The interview went rather well, there was a good mix of expected conversation and novel points brought up by the interviewee(?). Most of our questions were targeted at how do CNNs get used by an average researcher, so we wanted insight into what methods are currently being used to visualize the data. We expected him to say that features and filters learned by the CNN tend to be pretty complex and hard to interpret (especially deeper into the network). One topic we talked about that was a little less expected was the use of this project to debugging. When asked how he debugs his models, the methods he listed were pretty low level with much use of matplotlib and just looking at the surface layers. He even noted that a lot of the time he would make networks deeper, hoping that they would learn around whatever issues there were. This gave us a much better perspective on how a user would use a visualization tool for these types of networks.
We had a multi-step design process that started with several group sketches. Each team member highlighted several traits that should be visualized including hierarchy, feature maps, kernels, and the structure of the data. Once we had all of these sketches (first picture), we were able to discuss traits about each sketch that we found most salient to the task analysis.
We converged on an initial mock up that we pitched to the class shown below (second and third pictures). This example served as an anchor that we would use for the rest of the process. Most of the structure from this initial design has held true
For the actual programming, we split the work into backend and frontend, with one developer working on a Python backend to interface with the deep learning models/dataset and return parsed data, and two developers working on different parts of the frontend to display that data.
Once we started writing actual code, we found that we had picked simple enough layouts that putting it all together was relatively easy. We started to realize that the original idea of the class-based statistics on the left of the main screen was not very helpful, so we decided to replace it with a chord diagram that showed the misclassifications of the network. Along with this we added a bar chart to show the breakdown of classifications by class. We also realized that the networks we were dealing with were quite large, so we added a scroll bar in the top panel so that users could view smaller subsets of layers at a time.

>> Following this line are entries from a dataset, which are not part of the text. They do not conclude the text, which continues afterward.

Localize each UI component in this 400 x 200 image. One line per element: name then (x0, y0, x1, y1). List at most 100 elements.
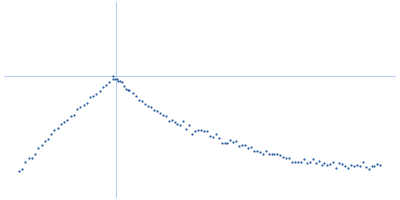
Point (174, 122, 181, 125)
Point (292, 160, 298, 164)
Point (154, 109, 160, 112)
Point (93, 92, 100, 96)
Point (114, 77, 120, 81)
Point (110, 75, 116, 78)
Point (126, 88, 133, 92)
Point (119, 81, 125, 84)
Point (45, 138, 51, 141)
Point (16, 169, 22, 173)
Point (42, 140, 48, 143)
Point (74, 107, 80, 111)
Point (254, 150, 260, 153)
Point (186, 123, 192, 126)
Point (80, 103, 87, 106)
Point (239, 143, 245, 147)
Point (224, 142, 231, 145)
Point (245, 147, 251, 150)
Point (321, 162, 328, 165)
Point (166, 119, 172, 122)
Point (180, 119, 186, 122)
Point (168, 119, 175, 122)
Point (148, 105, 154, 108)
Point (298, 160, 304, 164)
Point (330, 160, 336, 163)
Point (227, 139, 234, 142)
Point (304, 161, 310, 164)
Point (221, 141, 228, 145)
Point (67, 114, 74, 117)
Point (368, 164, 375, 168)
Point (345, 166, 351, 170)
Point (327, 163, 334, 166)
Point (103, 83, 109, 86)
Point (233, 140, 240, 143)
Point (333, 166, 340, 169)
Point (84, 101, 90, 104)
Point (109, 78, 116, 81)
Point (87, 96, 93, 99)
Point (351, 165, 357, 168)
Point (260, 153, 266, 156)
Point (48, 132, 54, 135)
Point (266, 153, 272, 156)
Point (100, 86, 106, 89)
Point (35, 146, 42, 150)
Point (51, 129, 58, 132)
Point (183, 127, 190, 131)
Point (115, 80, 122, 83)
Point (318, 163, 325, 166)
Point (22, 160, 28, 164)
Point (312, 161, 319, 164)
Point (38, 144, 45, 147)
Point (121, 84, 127, 87)
Point (306, 160, 313, 164)
Point (324, 164, 330, 167)
Point (61, 120, 67, 123)
Point (339, 162, 345, 166)
Point (251, 150, 257, 153)
Point (377, 164, 384, 167)
Point (136, 99, 142, 102)
Point (189, 132, 195, 135)
Point (177, 123, 184, 126)
Point (277, 153, 284, 156)
Point (64, 119, 70, 122)
Point (310, 157, 316, 160)
Point (360, 161, 366, 164)
Point (90, 95, 96, 98)
Point (210, 136, 216, 139)
Point (117, 80, 124, 83)
Point (96, 90, 103, 93)
Point (218, 141, 225, 144)
Point (77, 106, 84, 109)
Point (289, 160, 295, 164)
Point (365, 167, 372, 170)
Point (207, 134, 213, 138)
Point (204, 130, 210, 133)
Point (362, 165, 369, 168)
Point (192, 129, 198, 132)
Point (280, 155, 286, 159)
Point (348, 163, 354, 167)
Point (198, 129, 204, 132)
Point (256, 150, 263, 153)
Point (29, 157, 35, 160)
Point (283, 157, 290, 160)
Point (236, 144, 242, 147)
Point (248, 145, 254, 148)
Point (25, 156, 32, 159)
Point (122, 87, 129, 90)
Point (106, 80, 112, 84)
Point (112, 77, 118, 80)
Point (142, 102, 148, 105)
Point (336, 162, 342, 165)
Point (268, 152, 275, 156)
Point (195, 129, 201, 132)
Point (274, 153, 281, 156)
Point (212, 133, 219, 136)
Point (354, 163, 360, 167)
Point (201, 129, 207, 132)
Point (315, 159, 322, 162)
Point (242, 143, 248, 146)
Point (32, 152, 38, 155)
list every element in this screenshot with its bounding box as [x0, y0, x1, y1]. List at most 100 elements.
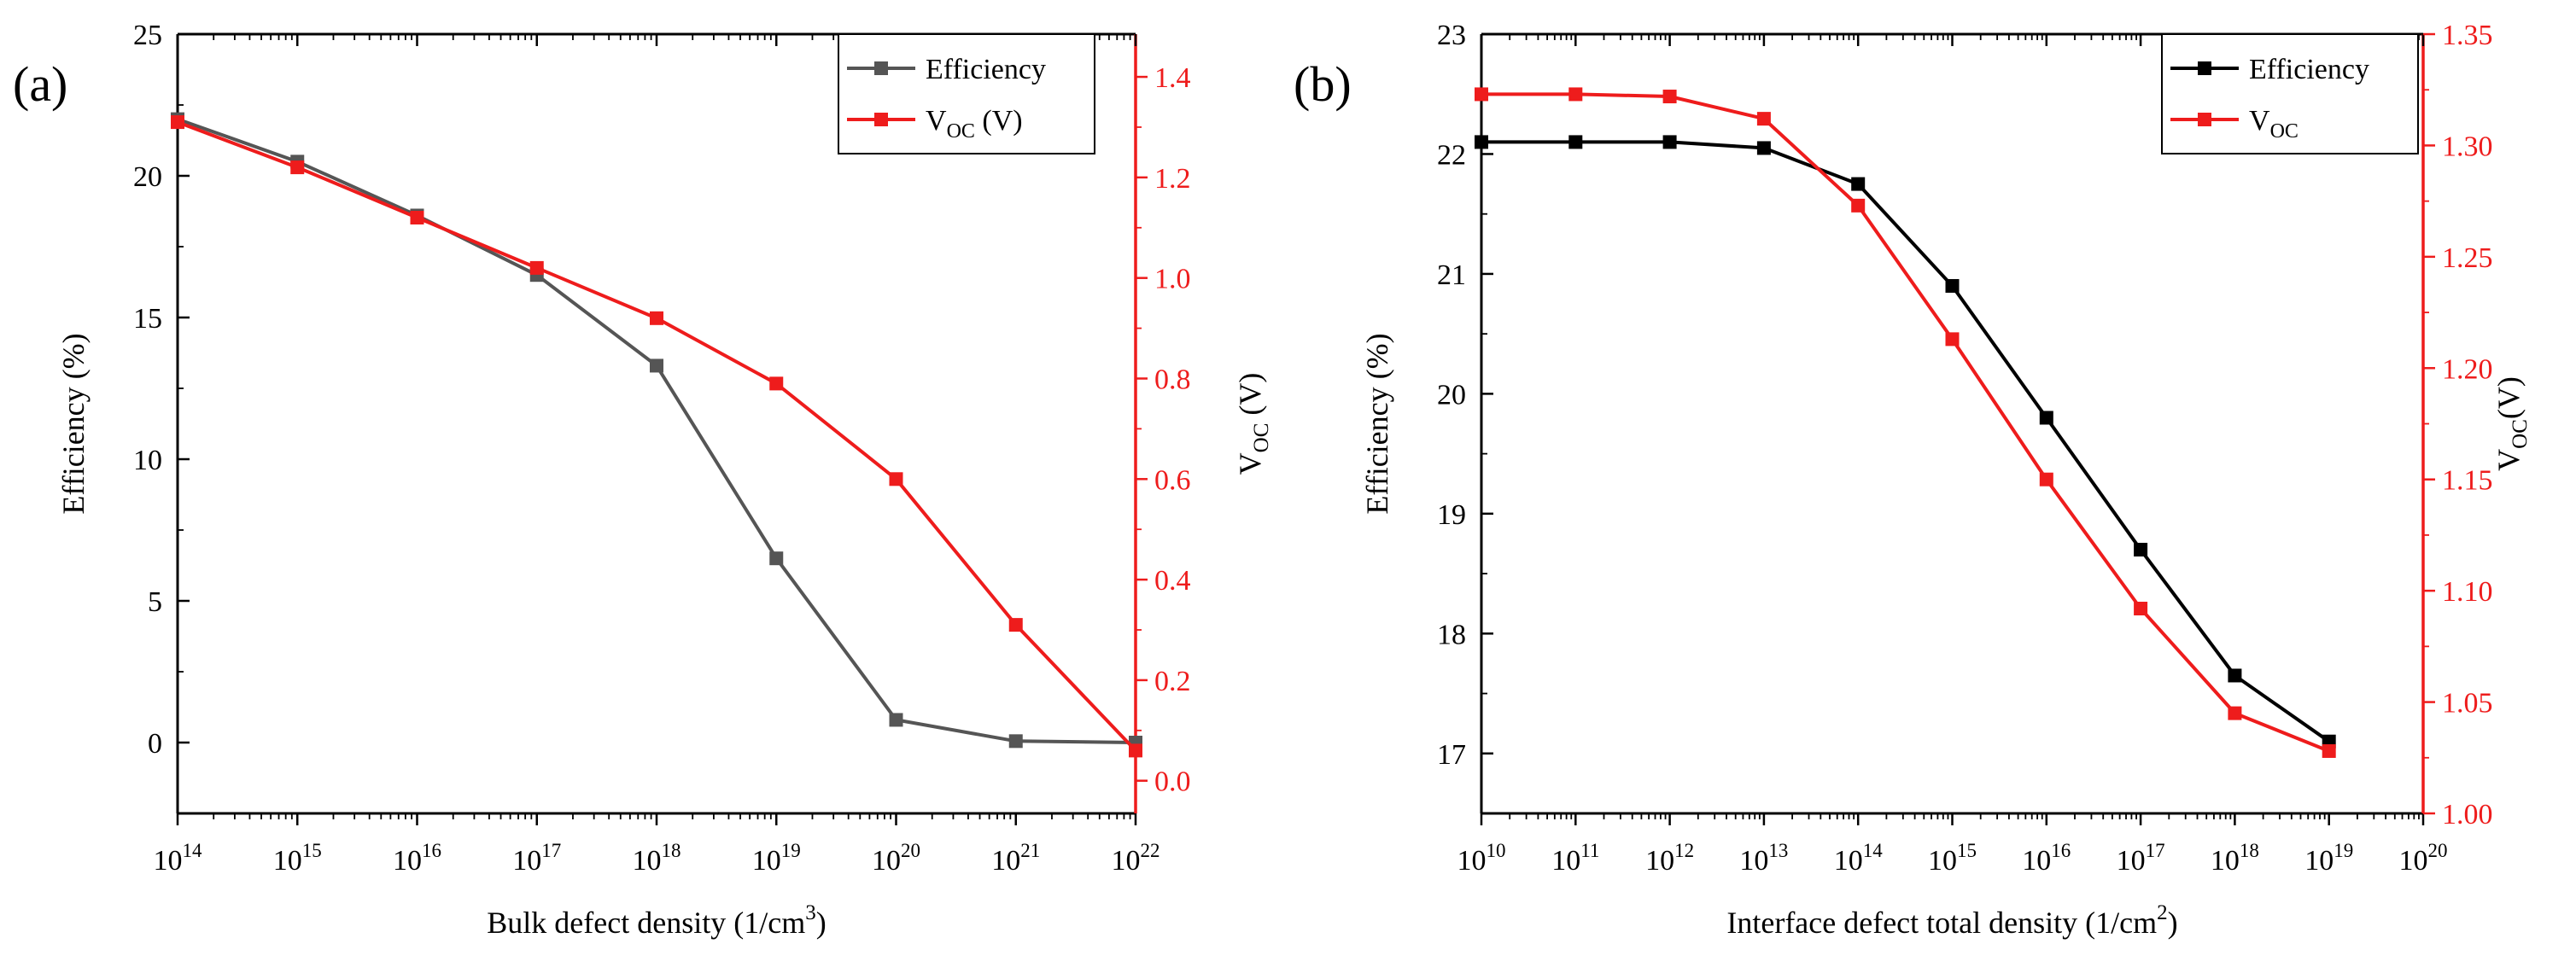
x-tick-label: 1013	[1739, 840, 1788, 877]
data-point-efficiency	[1851, 177, 1866, 191]
legend: Efficiency VOC (V)	[838, 33, 1095, 154]
y-right-tick-label: 1.35	[2442, 20, 2493, 51]
x-axis-title: Bulk defect density (1/cm3)	[487, 901, 826, 940]
y-left-tick-label: 10	[133, 445, 162, 476]
data-point-voc	[2322, 743, 2336, 758]
data-point-efficiency	[1475, 135, 1488, 149]
x-tick-label: 1018	[2211, 840, 2259, 877]
data-point-voc	[2228, 706, 2242, 720]
y-right-tick-label: 0.4	[1154, 565, 1191, 597]
legend-label: Efficiency	[926, 54, 1046, 85]
data-point-efficiency	[2039, 411, 2053, 425]
data-point-voc	[290, 160, 305, 175]
y-left-tick-label: 19	[1437, 499, 1466, 531]
x-tick-label: 1022	[1112, 840, 1160, 877]
y-right-tick-label: 0.2	[1154, 666, 1191, 697]
x-tick-label: 1020	[872, 840, 920, 877]
y-left-tick-label: 20	[133, 161, 162, 193]
data-point-voc	[2134, 602, 2148, 616]
legend-label: VOC	[2249, 105, 2299, 143]
data-point-voc	[529, 260, 544, 275]
y-left-tick-label: 20	[1437, 379, 1466, 411]
x-tick-label: 1016	[393, 840, 441, 877]
x-tick-label: 1011	[1551, 840, 1599, 877]
y-right-tick-label: 1.05	[2442, 688, 2493, 720]
x-tick-label: 1014	[1834, 840, 1884, 877]
panel-label: (b)	[1294, 56, 1352, 112]
x-tick-label: 1015	[1928, 840, 1977, 877]
data-point-voc	[1756, 112, 1771, 126]
series-line-voc	[1481, 92, 2330, 753]
x-tick-label: 1021	[991, 840, 1040, 877]
x-axis-title: Interface defect total density (1/cm2)	[1726, 901, 2177, 940]
chart-panel-a: (a)1014 1015 1016 1017 1018 1019 1020 1021 1022B…	[13, 20, 1273, 940]
legend-label: Efficiency	[2249, 54, 2369, 85]
y-right-tick-label: 0.8	[1154, 364, 1191, 395]
y-left-tick-label: 18	[1437, 619, 1466, 650]
x-tick-label: 1017	[2117, 840, 2165, 877]
data-point-efficiency	[650, 358, 663, 373]
series-line-efficiency	[1481, 140, 2330, 743]
x-tick-label: 1018	[633, 840, 681, 877]
y-right-axis-title: VOC(V)	[2491, 376, 2532, 471]
x-tick-label: 1015	[273, 840, 322, 877]
y-left-tick-label: 17	[1437, 739, 1466, 771]
y-left-tick-label: 25	[133, 20, 162, 51]
data-point-efficiency	[1945, 278, 1960, 293]
y-right-tick-label: 1.4	[1154, 62, 1191, 94]
data-point-voc	[1129, 743, 1142, 758]
data-point-efficiency	[889, 713, 903, 727]
x-tick-label: 1017	[512, 840, 561, 877]
x-tick-label: 1019	[2304, 840, 2353, 877]
series-line-efficiency	[177, 117, 1136, 744]
x-tick-label: 1020	[2399, 840, 2448, 877]
data-point-voc	[1568, 87, 1583, 102]
data-point-voc	[171, 115, 184, 130]
data-point-voc	[410, 210, 424, 224]
y-left-tick-label: 23	[1437, 20, 1466, 51]
y-left-tick-label: 5	[148, 586, 162, 618]
y-right-tick-label: 0.6	[1154, 464, 1191, 496]
y-right-tick-label: 1.10	[2442, 576, 2493, 608]
y-right-tick-label: 1.2	[1154, 163, 1191, 195]
y-right-tick-label: 1.0	[1154, 264, 1191, 295]
y-right-tick-label: 1.30	[2442, 131, 2493, 162]
data-point-voc	[1945, 332, 1960, 347]
x-tick-label: 1016	[2022, 840, 2071, 877]
y-right-tick-label: 0.0	[1154, 766, 1191, 798]
data-point-voc	[769, 376, 784, 391]
data-point-efficiency	[2228, 668, 2242, 683]
legend-marker	[874, 61, 888, 75]
y-right-tick-label: 1.15	[2442, 465, 2493, 497]
legend-box	[2161, 33, 2419, 154]
chart-panel-b: (b) 1010 1011 1012 1013 1014 1015 1016 1017 1018 1…	[1294, 20, 2532, 940]
data-point-voc	[1851, 198, 1866, 213]
data-point-voc	[1475, 87, 1488, 102]
y-right-tick-label: 1.20	[2442, 353, 2493, 385]
y-left-tick-label: 0	[148, 728, 162, 760]
y-left-tick-label: 21	[1437, 259, 1466, 291]
panel-label: (a)	[13, 56, 67, 112]
legend-label: VOC (V)	[926, 105, 1023, 143]
legend-box	[838, 33, 1095, 154]
x-tick-label: 1010	[1457, 840, 1506, 877]
legend: Efficiency VOC	[2161, 33, 2419, 154]
data-point-voc	[2039, 472, 2053, 486]
y-left-tick-label: 15	[133, 303, 162, 335]
data-point-efficiency	[1568, 135, 1583, 149]
legend-marker	[874, 113, 888, 126]
data-point-efficiency	[2134, 542, 2148, 556]
data-point-efficiency	[769, 551, 784, 566]
series-line-voc	[177, 120, 1137, 752]
y-right-tick-label: 1.00	[2442, 799, 2493, 830]
data-point-efficiency	[1008, 734, 1023, 749]
y-left-axis-title: Efficiency (%)	[1360, 333, 1394, 514]
data-point-efficiency	[1662, 135, 1677, 149]
data-point-efficiency	[1756, 141, 1771, 155]
x-tick-label: 1019	[752, 840, 801, 877]
data-point-voc	[1662, 90, 1677, 104]
data-point-voc	[889, 472, 903, 486]
data-point-voc	[650, 311, 663, 325]
legend-marker	[2198, 61, 2211, 75]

In the future, we'd like to improve the homescreen UI, as well as offer a larger variety of datasets and networks. Ideally, we'd like to allow users to input their own pre-trained or partially-trained models in place of the current dropdown of presets, but that may be difficult due to how models are often defined specifically to particular formats of particular datasets.
Additionally, we'd like to include the ability to visualize the training process as well, but this would be more computationally demanding and add an additional level of complexity to the visualization.
Overall, we're quite proud of the final tool and feel it offers useful insights for CNN practitioners in terms of understanding the errors that their networks make and how those errors propagate through the network structure. We intend to open source the project to allow others to use and/or contribute to the work.